Mental Flexibility Being able to consider varied viewpoints and perspectives is another, possibly surprising, element of improving mental sharpness and cognitive function. Rather than processing information in the same way, adopting different perspectives and using information in new ways is important to improve key aspects of brain performance.
The center has plans to release an app based on SMART called “BrainHealth” later this summer. In the meantime, Chapman says that there are things we can do in our everyday lives to mimic some of the training’s methods and improve our own brain function.
When we’re constantly shifting our attention from one thing to another, we inhibit our ability to learn and to get things done, Chapman says. While it’s fine to watch television while cooking dinner, for example, trying to answer email messages while focusing on a big writing project is likely going to detract from performance on each.
Chapman says that we should all think like reporters, meaning that we should be looking at information, stories, and other forms of input for the key thematic element, as well as the broader storyline, then focusing on the particular applications and meaning.
Shifting back and forth between that “big-picture” perspective and the nitty-gritty of what it means to us helps us gain greater understanding and learn more. “If we can move it through taking in information, abstracting very quickly, and applying it, we get brain change very dramatically,” Chapman says.
Chapman says that forcing ourselves to think in new ways and develop understanding of how other people view things is another important element of the training. Sometimes, that requires difficult work. In her team’s work with Navy SEALS, she asks them to consider why Osama Bin Laden was a charismatic leader to some people.
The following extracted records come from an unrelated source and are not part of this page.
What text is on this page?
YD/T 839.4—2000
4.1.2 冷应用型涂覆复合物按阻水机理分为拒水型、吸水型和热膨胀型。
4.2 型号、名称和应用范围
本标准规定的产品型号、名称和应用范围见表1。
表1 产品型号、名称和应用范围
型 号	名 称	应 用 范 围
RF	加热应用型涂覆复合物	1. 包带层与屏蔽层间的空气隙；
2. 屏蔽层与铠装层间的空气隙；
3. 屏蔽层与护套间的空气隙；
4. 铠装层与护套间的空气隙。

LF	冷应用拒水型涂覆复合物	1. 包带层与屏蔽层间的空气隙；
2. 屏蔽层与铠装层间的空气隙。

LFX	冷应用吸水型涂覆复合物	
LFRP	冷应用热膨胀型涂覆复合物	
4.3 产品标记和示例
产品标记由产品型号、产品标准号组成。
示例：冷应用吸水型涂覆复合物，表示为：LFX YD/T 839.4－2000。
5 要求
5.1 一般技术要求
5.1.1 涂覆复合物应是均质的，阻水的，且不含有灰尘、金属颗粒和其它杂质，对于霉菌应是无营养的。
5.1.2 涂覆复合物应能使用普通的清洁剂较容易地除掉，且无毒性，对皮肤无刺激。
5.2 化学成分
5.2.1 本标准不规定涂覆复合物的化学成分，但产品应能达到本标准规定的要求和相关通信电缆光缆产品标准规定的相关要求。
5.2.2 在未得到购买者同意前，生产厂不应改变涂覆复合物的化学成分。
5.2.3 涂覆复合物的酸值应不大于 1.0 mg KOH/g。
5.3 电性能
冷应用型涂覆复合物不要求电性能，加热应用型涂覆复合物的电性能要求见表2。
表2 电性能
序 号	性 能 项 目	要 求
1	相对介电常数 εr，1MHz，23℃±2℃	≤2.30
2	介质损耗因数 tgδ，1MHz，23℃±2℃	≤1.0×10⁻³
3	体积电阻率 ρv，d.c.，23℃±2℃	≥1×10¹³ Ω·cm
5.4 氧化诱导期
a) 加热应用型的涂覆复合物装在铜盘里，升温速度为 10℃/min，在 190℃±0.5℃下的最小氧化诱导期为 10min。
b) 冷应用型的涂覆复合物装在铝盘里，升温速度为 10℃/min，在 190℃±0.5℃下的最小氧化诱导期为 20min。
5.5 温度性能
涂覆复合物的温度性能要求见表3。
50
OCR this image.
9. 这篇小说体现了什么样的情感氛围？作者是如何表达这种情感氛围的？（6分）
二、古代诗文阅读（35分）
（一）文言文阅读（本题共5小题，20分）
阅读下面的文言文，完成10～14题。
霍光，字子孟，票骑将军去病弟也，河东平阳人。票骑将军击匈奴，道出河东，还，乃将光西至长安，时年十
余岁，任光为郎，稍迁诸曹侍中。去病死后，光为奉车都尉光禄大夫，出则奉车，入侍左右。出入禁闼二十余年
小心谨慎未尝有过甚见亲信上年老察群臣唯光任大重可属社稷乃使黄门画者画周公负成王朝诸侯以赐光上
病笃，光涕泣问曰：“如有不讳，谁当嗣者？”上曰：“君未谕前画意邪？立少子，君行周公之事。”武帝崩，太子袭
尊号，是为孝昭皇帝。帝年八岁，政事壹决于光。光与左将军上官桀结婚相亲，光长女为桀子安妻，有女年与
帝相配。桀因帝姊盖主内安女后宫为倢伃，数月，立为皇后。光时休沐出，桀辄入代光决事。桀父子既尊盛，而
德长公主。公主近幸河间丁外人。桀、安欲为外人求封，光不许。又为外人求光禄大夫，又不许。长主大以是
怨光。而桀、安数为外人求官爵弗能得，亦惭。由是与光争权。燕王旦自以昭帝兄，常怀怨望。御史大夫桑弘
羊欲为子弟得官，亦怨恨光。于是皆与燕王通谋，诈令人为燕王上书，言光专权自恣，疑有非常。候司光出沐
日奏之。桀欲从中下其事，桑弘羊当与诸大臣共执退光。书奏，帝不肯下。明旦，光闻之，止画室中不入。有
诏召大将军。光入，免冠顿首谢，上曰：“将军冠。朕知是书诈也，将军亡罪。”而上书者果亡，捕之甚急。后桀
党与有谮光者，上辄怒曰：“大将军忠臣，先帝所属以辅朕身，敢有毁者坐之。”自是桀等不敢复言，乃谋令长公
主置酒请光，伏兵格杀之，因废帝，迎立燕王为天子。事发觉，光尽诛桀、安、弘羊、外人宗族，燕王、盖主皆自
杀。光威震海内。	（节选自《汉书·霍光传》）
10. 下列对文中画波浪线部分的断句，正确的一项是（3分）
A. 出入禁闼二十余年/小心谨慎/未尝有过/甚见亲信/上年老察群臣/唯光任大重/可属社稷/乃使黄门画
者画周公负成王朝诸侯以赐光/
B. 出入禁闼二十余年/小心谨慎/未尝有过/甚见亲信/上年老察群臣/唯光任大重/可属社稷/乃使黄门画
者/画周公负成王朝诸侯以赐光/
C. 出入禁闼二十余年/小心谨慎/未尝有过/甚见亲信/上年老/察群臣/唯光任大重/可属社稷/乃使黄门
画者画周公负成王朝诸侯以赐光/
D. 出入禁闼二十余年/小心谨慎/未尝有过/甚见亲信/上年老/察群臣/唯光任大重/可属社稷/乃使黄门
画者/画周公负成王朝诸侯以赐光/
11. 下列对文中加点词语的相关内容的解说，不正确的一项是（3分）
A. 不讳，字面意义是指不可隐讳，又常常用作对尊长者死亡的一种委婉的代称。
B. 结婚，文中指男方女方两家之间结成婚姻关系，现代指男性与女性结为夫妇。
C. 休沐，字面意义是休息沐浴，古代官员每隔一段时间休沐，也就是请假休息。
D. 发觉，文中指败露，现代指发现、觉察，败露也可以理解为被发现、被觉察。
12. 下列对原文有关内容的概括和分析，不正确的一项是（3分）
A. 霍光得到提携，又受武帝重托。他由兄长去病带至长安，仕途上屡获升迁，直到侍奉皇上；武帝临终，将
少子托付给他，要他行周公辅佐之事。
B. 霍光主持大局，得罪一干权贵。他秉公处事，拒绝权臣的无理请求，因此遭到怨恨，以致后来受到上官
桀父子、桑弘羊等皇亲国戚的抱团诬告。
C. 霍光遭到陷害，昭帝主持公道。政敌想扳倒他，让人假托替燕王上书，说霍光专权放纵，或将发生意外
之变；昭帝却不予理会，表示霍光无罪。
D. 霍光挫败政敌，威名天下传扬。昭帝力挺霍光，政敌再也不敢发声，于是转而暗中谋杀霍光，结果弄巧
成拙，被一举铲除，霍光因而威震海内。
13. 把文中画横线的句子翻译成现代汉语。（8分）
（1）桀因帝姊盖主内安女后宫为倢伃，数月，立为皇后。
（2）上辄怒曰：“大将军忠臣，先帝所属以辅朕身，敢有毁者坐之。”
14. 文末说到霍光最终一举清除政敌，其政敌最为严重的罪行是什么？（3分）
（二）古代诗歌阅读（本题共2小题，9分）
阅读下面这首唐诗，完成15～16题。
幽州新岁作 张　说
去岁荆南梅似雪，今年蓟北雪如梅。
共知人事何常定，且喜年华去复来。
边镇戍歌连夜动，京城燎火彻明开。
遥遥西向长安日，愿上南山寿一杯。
That’s an unthinkable concept to many, but pushing people to be more broad-based in their thinking is essential to developing visionary ability. It also helps participants get used to exploring highly volatile or uncomfortable ideas without getting emotional.
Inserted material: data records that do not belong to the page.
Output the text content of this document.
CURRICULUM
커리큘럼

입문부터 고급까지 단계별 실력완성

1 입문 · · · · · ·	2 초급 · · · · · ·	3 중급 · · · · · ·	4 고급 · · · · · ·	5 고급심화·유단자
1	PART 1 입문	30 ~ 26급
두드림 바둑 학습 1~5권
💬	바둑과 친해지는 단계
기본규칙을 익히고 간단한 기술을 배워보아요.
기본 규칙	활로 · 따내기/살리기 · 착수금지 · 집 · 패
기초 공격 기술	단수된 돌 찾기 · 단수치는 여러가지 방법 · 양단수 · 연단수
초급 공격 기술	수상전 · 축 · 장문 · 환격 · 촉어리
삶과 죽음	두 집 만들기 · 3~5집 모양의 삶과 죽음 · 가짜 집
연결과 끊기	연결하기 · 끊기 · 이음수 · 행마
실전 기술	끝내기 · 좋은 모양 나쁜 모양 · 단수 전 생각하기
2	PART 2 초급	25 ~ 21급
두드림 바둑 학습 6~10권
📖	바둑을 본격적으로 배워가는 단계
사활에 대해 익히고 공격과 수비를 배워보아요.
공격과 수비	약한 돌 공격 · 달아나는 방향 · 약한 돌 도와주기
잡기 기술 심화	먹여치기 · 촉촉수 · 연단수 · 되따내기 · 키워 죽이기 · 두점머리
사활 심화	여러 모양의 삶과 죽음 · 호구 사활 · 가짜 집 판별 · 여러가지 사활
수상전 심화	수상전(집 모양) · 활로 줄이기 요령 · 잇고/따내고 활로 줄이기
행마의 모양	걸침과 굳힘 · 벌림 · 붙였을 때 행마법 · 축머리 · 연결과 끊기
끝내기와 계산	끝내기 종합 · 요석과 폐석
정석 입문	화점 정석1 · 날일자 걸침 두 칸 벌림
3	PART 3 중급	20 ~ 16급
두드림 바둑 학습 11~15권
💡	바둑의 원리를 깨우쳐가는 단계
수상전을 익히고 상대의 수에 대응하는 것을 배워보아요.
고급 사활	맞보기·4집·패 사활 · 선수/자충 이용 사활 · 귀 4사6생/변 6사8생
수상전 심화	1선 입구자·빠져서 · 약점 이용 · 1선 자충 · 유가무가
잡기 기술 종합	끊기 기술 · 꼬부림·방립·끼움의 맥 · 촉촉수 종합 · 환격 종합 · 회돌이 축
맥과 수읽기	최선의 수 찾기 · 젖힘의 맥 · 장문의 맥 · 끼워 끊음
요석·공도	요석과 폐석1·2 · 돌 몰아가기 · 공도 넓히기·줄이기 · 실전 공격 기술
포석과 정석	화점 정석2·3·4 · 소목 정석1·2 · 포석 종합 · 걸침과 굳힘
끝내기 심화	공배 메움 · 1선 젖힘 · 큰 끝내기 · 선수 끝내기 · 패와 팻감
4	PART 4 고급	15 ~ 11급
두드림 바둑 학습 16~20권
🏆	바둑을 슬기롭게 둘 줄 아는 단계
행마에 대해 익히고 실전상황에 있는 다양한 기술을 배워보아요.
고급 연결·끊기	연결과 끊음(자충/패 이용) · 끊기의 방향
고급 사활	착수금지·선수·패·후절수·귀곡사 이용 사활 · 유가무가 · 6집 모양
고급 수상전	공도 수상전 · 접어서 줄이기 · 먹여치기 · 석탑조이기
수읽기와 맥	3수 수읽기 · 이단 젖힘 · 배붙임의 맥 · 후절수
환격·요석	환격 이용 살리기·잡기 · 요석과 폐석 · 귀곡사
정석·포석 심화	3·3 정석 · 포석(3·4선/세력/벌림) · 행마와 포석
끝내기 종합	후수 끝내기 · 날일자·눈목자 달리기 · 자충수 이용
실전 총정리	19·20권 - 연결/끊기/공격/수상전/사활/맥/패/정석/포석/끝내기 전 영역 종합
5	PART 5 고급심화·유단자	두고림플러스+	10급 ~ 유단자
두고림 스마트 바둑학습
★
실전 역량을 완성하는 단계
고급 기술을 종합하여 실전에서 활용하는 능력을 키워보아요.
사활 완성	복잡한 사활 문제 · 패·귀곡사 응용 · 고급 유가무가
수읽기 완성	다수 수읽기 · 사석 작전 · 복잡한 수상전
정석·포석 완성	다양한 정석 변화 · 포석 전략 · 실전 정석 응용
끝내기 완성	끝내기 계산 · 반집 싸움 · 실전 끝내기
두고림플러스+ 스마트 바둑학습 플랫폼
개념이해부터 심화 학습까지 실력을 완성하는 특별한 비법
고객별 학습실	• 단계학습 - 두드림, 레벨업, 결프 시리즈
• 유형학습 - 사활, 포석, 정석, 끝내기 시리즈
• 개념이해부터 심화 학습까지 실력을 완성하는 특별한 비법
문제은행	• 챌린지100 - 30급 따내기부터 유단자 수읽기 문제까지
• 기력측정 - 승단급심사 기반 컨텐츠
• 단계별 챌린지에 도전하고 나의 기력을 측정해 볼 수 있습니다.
Five 5-minute breaks each day where you get away from technology and work, and give your brain a few moments of rest can yield remarkable results. That’s all it takes, Chapman says. She jokes about the power of bathroom breaks during her sessions. “People go to the bathroom and come back and they had a breakthrough idea, and I say, ‘What was going on in the bathroom?’ It really is just because they stopped trying push through. The brain break is one of the ways to keep your brain’s mental energy on high charge,” she says.
Stop trying to know everything about everything and be more selective in the information you’re taking in. Instead of skimming dozens of stories each morning, choose a handful on which you can truly focus and you’ll retain more, Chapman says.
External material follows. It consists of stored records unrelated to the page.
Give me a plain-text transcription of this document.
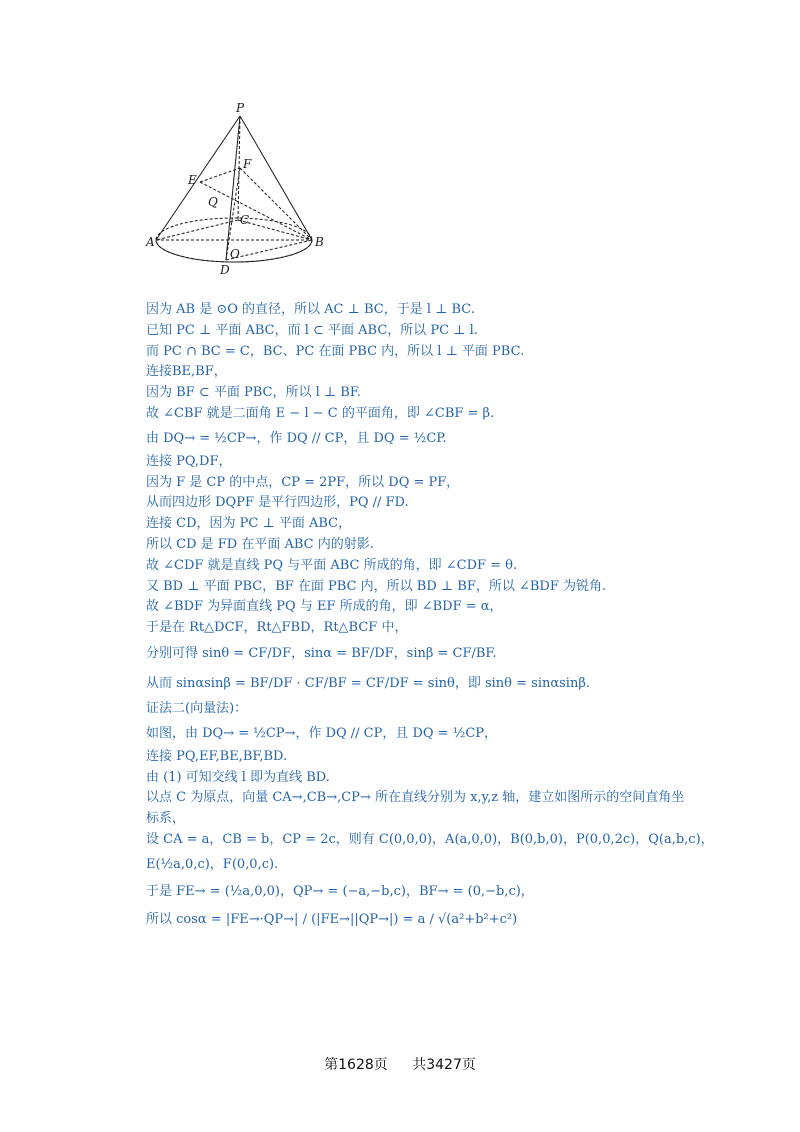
P
F
E
Q
C
O
A	B
D
因为 AB 是 ⊙O 的直径，所以 AC ⊥ BC，于是 l ⊥ BC.
已知 PC ⊥ 平面 ABC，而 l ⊂ 平面 ABC，所以 PC ⊥ l.
而 PC ∩ BC = C，BC、PC 在面 PBC 内，所以 l ⊥ 平面 PBC.
连接BE,BF，
因为 BF ⊂ 平面 PBC，所以 l ⊥ BF.
故 ∠CBF 就是二面角 E − l − C 的平面角，即 ∠CBF = β.
由 DQ→ = ½CP→，作 DQ // CP，且 DQ = ½CP.
连接 PQ,DF，
因为 F 是 CP 的中点，CP = 2PF，所以 DQ = PF，
从而四边形 DQPF 是平行四边形，PQ // FD.
连接 CD，因为 PC ⊥ 平面 ABC，
所以 CD 是 FD 在平面 ABC 内的射影.
故 ∠CDF 就是直线 PQ 与平面 ABC 所成的角，即 ∠CDF = θ.
又 BD ⊥ 平面 PBC，BF 在面 PBC 内，所以 BD ⊥ BF，所以 ∠BDF 为锐角.
故 ∠BDF 为异面直线 PQ 与 EF 所成的角，即 ∠BDF = α，
于是在 Rt△DCF，Rt△FBD，Rt△BCF 中，
分别可得 sinθ = CF/DF，sinα = BF/DF，sinβ = CF/BF.
从而 sinαsinβ = BF/DF · CF/BF = CF/DF = sinθ，即 sinθ = sinαsinβ.
证法二(向量法)：
如图，由 DQ→ = ½CP→，作 DQ // CP，且 DQ = ½CP，
连接 PQ,EF,BE,BF,BD.
由 (1) 可知交线 l 即为直线 BD.
以点 C 为原点，向量 CA→,CB→,CP→ 所在直线分别为 x,y,z 轴，建立如图所示的空间直角坐
标系，
设 CA = a，CB = b，CP = 2c，则有 C(0,0,0)，A(a,0,0)，B(0,b,0)，P(0,0,2c)，Q(a,b,c)，
E(½a,0,c)，F(0,0,c).
于是 FE→ = (½a,0,0)，QP→ = (−a,−b,c)，BF→ = (0,−b,c)，
所以 cosα = |FE→·QP→| / (|FE→||QP→|) = a / √(a²+b²+c²)
第1628页 共3427页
“The more information we download or take in, the more shallow our thinking is, and the more fragmented our brain systems are,” she says. “it’s counterintuitive because we think that if I could just take in 20 things and quickly absorb them, I would be smarter, and the science has shown that the smartest leaders are those who know from the get go to literally block out some information.”
So, while our focus on getting more done through multitasking, skimming, and moving on to the next thing as quickly as possible seems effective, Chapman says the key to truly developing the sharp focus necessary to get things done requires working at a deeper level. “We keep loading ourselves down so we’re mentally exhausted all the time. Our battery is too worn down to really engage in deeper-level thinking and be more efficient,” Chapman says. Cognitive improvement is possible when we slow down, stop letting technology interrupt us repeatedly, and practice focusing on the task or information with which we’re engaged, she says.